Method: We establish the first finite-width field-theoretic framework for ResNets and analytically derive the input response function to characterize signal propagation.
Contribution/Results: Our theory reveals that the empirically optimal scaling interval corresponds to the regime of maximal input sensitivity; moreover, the optimal scaling value depends only weakly on network depth and weight variance—explaining its empirical stability across diverse hyperparameter settings.

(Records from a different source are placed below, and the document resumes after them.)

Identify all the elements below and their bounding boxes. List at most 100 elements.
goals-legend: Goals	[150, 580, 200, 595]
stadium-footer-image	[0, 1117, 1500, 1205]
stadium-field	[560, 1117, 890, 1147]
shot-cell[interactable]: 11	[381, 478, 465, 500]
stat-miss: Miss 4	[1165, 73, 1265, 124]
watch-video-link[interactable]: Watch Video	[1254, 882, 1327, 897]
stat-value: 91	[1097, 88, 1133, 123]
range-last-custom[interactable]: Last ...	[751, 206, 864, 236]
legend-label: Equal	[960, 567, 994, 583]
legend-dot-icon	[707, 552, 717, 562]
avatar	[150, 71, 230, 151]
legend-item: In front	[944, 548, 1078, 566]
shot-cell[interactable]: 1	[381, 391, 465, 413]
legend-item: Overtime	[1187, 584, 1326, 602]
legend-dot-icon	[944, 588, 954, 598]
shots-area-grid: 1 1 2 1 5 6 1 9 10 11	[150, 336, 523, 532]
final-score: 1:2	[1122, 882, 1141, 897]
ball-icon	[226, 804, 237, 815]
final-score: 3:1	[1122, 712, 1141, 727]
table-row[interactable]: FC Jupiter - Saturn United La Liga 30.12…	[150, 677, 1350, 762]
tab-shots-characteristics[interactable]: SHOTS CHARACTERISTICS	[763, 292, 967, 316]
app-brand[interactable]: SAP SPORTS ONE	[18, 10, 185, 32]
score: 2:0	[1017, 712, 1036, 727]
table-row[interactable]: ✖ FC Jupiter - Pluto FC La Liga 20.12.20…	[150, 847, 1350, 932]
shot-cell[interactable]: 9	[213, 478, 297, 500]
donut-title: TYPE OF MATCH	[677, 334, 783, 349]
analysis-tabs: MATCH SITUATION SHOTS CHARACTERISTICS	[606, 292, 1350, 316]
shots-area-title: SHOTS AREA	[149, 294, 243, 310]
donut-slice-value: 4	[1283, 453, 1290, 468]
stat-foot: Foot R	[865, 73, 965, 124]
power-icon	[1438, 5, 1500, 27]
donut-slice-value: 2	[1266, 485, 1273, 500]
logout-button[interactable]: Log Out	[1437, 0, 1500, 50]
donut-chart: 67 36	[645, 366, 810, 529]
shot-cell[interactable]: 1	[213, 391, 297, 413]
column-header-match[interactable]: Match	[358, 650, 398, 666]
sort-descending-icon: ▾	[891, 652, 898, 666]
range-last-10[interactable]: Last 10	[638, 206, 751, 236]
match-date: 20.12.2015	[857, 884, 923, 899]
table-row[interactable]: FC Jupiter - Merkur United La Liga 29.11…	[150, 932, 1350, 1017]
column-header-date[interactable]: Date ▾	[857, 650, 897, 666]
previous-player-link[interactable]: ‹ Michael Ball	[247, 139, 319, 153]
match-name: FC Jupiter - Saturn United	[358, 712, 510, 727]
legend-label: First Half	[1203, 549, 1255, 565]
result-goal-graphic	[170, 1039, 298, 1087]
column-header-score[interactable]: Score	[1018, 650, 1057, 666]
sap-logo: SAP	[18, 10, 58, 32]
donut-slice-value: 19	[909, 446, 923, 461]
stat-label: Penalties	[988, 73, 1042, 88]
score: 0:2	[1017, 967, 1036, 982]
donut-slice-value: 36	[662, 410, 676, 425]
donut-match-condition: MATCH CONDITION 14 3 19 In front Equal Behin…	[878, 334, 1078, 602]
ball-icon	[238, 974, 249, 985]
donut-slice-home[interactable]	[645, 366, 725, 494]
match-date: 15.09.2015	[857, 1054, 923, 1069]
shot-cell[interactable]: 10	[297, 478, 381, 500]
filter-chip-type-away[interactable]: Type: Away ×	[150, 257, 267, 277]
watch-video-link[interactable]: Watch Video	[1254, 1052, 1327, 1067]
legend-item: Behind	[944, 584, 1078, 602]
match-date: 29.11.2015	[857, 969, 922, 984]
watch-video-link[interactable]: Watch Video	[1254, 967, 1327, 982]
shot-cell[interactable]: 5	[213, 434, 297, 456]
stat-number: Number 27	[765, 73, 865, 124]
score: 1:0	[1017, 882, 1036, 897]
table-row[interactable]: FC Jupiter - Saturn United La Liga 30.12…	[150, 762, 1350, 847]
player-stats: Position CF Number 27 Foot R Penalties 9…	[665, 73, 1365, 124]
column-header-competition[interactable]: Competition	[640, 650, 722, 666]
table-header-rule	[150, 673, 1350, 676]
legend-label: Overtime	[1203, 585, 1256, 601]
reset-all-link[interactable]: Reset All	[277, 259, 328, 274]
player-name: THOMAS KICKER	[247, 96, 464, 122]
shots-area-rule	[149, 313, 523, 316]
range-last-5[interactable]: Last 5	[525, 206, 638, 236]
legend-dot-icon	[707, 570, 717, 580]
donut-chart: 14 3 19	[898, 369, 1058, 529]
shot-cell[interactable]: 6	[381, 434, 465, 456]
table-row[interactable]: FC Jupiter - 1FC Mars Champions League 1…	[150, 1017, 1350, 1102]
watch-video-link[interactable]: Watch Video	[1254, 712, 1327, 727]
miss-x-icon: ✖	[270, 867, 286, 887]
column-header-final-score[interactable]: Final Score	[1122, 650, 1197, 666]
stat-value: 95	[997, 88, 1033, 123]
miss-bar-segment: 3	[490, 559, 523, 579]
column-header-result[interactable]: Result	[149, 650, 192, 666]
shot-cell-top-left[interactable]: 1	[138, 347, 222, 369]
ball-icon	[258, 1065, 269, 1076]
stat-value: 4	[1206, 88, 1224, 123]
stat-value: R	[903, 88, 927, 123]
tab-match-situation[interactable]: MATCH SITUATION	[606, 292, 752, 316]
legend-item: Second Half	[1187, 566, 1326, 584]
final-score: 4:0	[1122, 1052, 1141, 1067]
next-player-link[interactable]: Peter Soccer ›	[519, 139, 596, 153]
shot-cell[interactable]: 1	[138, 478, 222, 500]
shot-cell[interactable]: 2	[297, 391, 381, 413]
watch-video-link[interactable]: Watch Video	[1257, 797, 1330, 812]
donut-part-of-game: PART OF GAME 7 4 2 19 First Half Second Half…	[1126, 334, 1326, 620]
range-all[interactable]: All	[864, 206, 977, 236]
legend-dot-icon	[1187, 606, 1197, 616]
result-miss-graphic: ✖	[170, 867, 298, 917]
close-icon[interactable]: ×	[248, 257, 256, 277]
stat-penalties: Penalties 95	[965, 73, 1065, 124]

This work provides the first analytical solution for the residual scaling factor and yields interpretable, theoretically grounded guidelines for its selection, thereby bridging empirical practice with rigorous understanding of signal propagation in deep residual networks.
📝 Abstract
Residual networks have significantly better trainability and thus performance than feed-forward networks at large depth. Introducing skip connections facilitates signal propagation to deeper layers. In addition, previous works found that adding a scaling parameter for the residual branch further improves generalization performance. While they empirically identified a particularly beneficial range of values for this scaling parameter, the associated performance improvement and its universality across network hyperparameters yet need to be understood. For feed-forward networks, finite-size theories have led to important insights with regard to signal propagation and hyperparameter tuning. We here derive a systematic finite-size field theory for residual networks to study signal propagation and its dependence on the scaling for the residual branch. We derive analytical expressions for the response function, a measure for the network's sensitivity to inputs, and show that for deep networks the empirically found values for the scaling parameter lie within the range of maximal sensitivity. Furthermore, we obtain an analytical expression for the optimal scaling parameter that depends only weakly on other network hyperparameters, such as the weight variance, thereby explaining its universality across hyperparameters. Overall, this work provides a theoretical framework to study ResNets at finite size.